今朝の新聞訃報で,茂山忠三郎さん(以下,敬称略)の逝去を知った。ここ最近,老齢のためか体調がすぐれなかったようで,しばしば代役も立てられていた。昨年か一昨年か忘れたが,夏の能楽座で小舞「傘」だったと思うが,その舞台を観たときも,足腰の弱りが顕著でちょっと寂しい思いをしたことを憶えている。そういう意味では,昨年の片山慶次郎さん同様,覚悟をしていなかったというわけではない。
でも,やはり淋しい。あの,おおらかでほっこりしていて,いい意味で鷹揚な舞台ぶりは,千作や故・千之丞,萬や万作,東次郎や故・則直などの個性とはまた違って,強烈な印象だった。しかも,「ゆるい」のとはまったく違う。むしろ,そんな「ゆるさ」はまったくなかった。
そうそう数を観たわけではないから,記憶に残っているのも僅かなものだが,最初に印象に残っているのは大槻での『盆山』。まぁ,何というかしょーもないあらすじの作品だが,友人の家に盆栽を盗みに入ったところがすぐにばれて,隠れてみたもののバレバレ,友人はからかってやろうと「そこに隠れているのは,犬か」「猿か」と言うので,鳴きまねをするのだが,最後には「鯛か」と言われて「タイ!タイ!!」と訳のわからない鳴き声を出して,結局追い回されるというそのいじられっぷり,追い回されっぷりが何とも愉快。
その一方で,千之丞・千五郎と共演した『太刀奪』での鷹揚とした雰囲気を醸し出しながらも,ピッと引き締まった舞台振りとか,茂山宗彦と勤めた『舟船』では「舟やーい」と川の向こう岸に掛ける声の暢びの佳さ,そして小手先で笑いを取らないのに何とも愉快で,しかも最後に太郎冠者に「しさりおれ」と言うところの厳しさを内に含んだセリフとか。
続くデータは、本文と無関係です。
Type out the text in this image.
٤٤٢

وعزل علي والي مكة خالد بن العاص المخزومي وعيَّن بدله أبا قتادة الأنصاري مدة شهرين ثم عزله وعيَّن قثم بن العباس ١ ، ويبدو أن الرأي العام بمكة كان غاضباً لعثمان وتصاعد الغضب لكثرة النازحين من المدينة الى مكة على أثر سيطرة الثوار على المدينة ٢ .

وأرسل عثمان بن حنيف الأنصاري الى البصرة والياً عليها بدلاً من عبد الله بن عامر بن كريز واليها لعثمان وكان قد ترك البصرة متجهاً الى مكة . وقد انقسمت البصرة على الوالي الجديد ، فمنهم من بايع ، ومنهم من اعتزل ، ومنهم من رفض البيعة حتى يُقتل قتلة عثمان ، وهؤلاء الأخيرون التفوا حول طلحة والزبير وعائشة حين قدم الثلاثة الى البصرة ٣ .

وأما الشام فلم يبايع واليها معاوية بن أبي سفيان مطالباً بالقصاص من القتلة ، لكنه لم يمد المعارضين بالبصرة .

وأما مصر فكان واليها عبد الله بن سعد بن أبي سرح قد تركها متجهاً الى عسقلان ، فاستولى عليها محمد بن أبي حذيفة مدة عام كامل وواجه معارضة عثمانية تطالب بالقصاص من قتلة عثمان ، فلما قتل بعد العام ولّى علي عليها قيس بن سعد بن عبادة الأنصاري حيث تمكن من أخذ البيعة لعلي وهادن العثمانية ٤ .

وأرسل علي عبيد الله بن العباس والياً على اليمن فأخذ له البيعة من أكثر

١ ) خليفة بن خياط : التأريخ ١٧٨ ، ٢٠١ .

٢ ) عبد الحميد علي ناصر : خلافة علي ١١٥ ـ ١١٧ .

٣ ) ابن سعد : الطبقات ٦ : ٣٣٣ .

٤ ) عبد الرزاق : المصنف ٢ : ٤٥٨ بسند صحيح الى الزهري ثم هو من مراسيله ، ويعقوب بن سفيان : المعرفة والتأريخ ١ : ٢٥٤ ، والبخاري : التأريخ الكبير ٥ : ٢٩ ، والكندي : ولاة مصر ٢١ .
あるいは,どの曲とは憶えていないが,間語リでの朗々として口跡明瞭さ。
千作・千之丞兄弟に隠れて,あまり目立つ人ではなかったけれども,確実に名人の一人だったと思う。難しいだろうな…とは思っていたけれども,今年の忠三郎狂言会での千作との『舟船』は観たかったなぁ。
こういう雰囲気を醸し出せる人が,この先出てくることがあるんだろうか。
楽しい舞台をありがとうございました。ご冥福をお祈りいたします。